Bottom line, try different methods. Be willing to experiment. Do what works for you rather than doing something you hate for a while and then abandoning strength training altogether.

3. BE CONSISTENT
When you “make it fun” and “find your method” you’ll naturally be more consistent. Building your strength is a long-game goal. It takes time. Give yourself two years of 2 x week strength workouts and you’ll change your life.

4. ATHLETE MINDSET
You may not think of yourself as an athlete. Let’s change that. Athletes pay keen attention to the needs of their bodies. They train to get stronger for the game/sport they love and are committed to. Athletes don’t miss their workouts unless they’re taking care of an injury. And even then, they find some way to improve their body, perhaps with range-of-motion, mobility, or stretching exercises. While we may have different goals than athletes, the requirements for getting where we want to be aren’t that different.

5. FUEL YOUR STRENGTH GAINS
Look, your body is not going to get stronger if  you don’t give it the basic building blocks it needs. A diet of salads and pizza/pasta ain’t gonna cut it. I’m not here to tell you what your entire diet should look like. But for me, I’m a big believer in increasing my protein intake as I age. But is that right for you? 

A while back I read that seniors don’t need as much protein because they aren’t as active. Therefore they don’t need it. To me, that perspective feels limiting. For people in their second half, we want to be as active as possible, living our lives with gusto. We don’t want to be less active. That’s being old. We want to be more active, even as we age.Choices about nutrition is highly individual. The question to ask is, are you getting enough protein for your unique body? Your answer is individual for you. I was going to give you a couple of articles to read about protein intake. But the information out there is confusing, at best. I found articles with diametrically opposite recommendations.  Some research is convincing that we need more protein to offset sarcopenia, with a minimum intake of one gram of protein per pound of body weight per day. other research actually says higher amounts of protein increase sarcopenia. 
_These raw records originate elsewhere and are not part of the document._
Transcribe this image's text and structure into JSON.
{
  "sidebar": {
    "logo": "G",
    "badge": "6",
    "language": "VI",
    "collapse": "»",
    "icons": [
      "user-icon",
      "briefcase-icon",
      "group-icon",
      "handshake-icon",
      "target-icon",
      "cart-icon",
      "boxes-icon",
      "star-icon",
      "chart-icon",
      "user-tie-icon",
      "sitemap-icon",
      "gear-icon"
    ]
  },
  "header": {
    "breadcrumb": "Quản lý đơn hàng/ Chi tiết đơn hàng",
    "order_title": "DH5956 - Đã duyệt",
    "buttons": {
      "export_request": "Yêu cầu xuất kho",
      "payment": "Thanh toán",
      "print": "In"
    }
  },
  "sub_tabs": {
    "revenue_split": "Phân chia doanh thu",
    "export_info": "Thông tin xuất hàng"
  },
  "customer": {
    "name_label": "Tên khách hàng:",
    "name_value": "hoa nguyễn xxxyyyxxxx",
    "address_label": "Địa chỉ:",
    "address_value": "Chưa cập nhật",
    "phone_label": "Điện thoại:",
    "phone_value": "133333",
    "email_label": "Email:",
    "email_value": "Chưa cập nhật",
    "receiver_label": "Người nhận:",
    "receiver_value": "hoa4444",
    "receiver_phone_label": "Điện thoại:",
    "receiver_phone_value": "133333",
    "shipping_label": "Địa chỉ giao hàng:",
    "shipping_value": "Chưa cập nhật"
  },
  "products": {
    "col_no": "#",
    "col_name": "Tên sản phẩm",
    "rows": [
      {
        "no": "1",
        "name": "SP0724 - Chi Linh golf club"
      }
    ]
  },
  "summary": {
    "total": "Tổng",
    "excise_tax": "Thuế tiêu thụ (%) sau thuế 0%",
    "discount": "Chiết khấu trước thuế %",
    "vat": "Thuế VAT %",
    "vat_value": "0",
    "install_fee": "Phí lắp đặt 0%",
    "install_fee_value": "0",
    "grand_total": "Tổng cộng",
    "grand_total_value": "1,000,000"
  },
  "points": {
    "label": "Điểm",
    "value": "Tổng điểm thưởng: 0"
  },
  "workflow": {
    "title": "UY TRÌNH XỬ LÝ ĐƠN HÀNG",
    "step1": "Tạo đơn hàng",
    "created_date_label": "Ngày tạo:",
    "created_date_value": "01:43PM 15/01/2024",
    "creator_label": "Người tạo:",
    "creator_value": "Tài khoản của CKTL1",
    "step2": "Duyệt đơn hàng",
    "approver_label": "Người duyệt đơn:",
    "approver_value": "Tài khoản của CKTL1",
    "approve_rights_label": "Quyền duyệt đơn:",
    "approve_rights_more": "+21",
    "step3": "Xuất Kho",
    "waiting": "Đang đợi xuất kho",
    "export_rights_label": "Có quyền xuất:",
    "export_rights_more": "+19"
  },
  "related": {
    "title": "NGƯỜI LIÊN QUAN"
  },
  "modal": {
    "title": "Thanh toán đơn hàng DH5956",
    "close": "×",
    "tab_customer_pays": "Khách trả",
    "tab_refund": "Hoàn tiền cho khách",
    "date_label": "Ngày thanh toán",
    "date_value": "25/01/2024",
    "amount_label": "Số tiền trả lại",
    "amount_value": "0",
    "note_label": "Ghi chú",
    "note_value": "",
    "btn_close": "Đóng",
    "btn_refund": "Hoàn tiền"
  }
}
Do your own research. But more importantly, experement and pay attention to what works for you. I’m convinced that my body is getting stronger as I age. I’m doing resistance training, I’m making sure my hormones are correctly adjusted, and I’m increasing my protein intake from meat and supplementation. What works for you may be different from what’s working for me.

I’ll just ask you this, would you rather be a lion or a lamb? My answer, roarrrrrrr! Let’s gooooo…stay strong, my friends.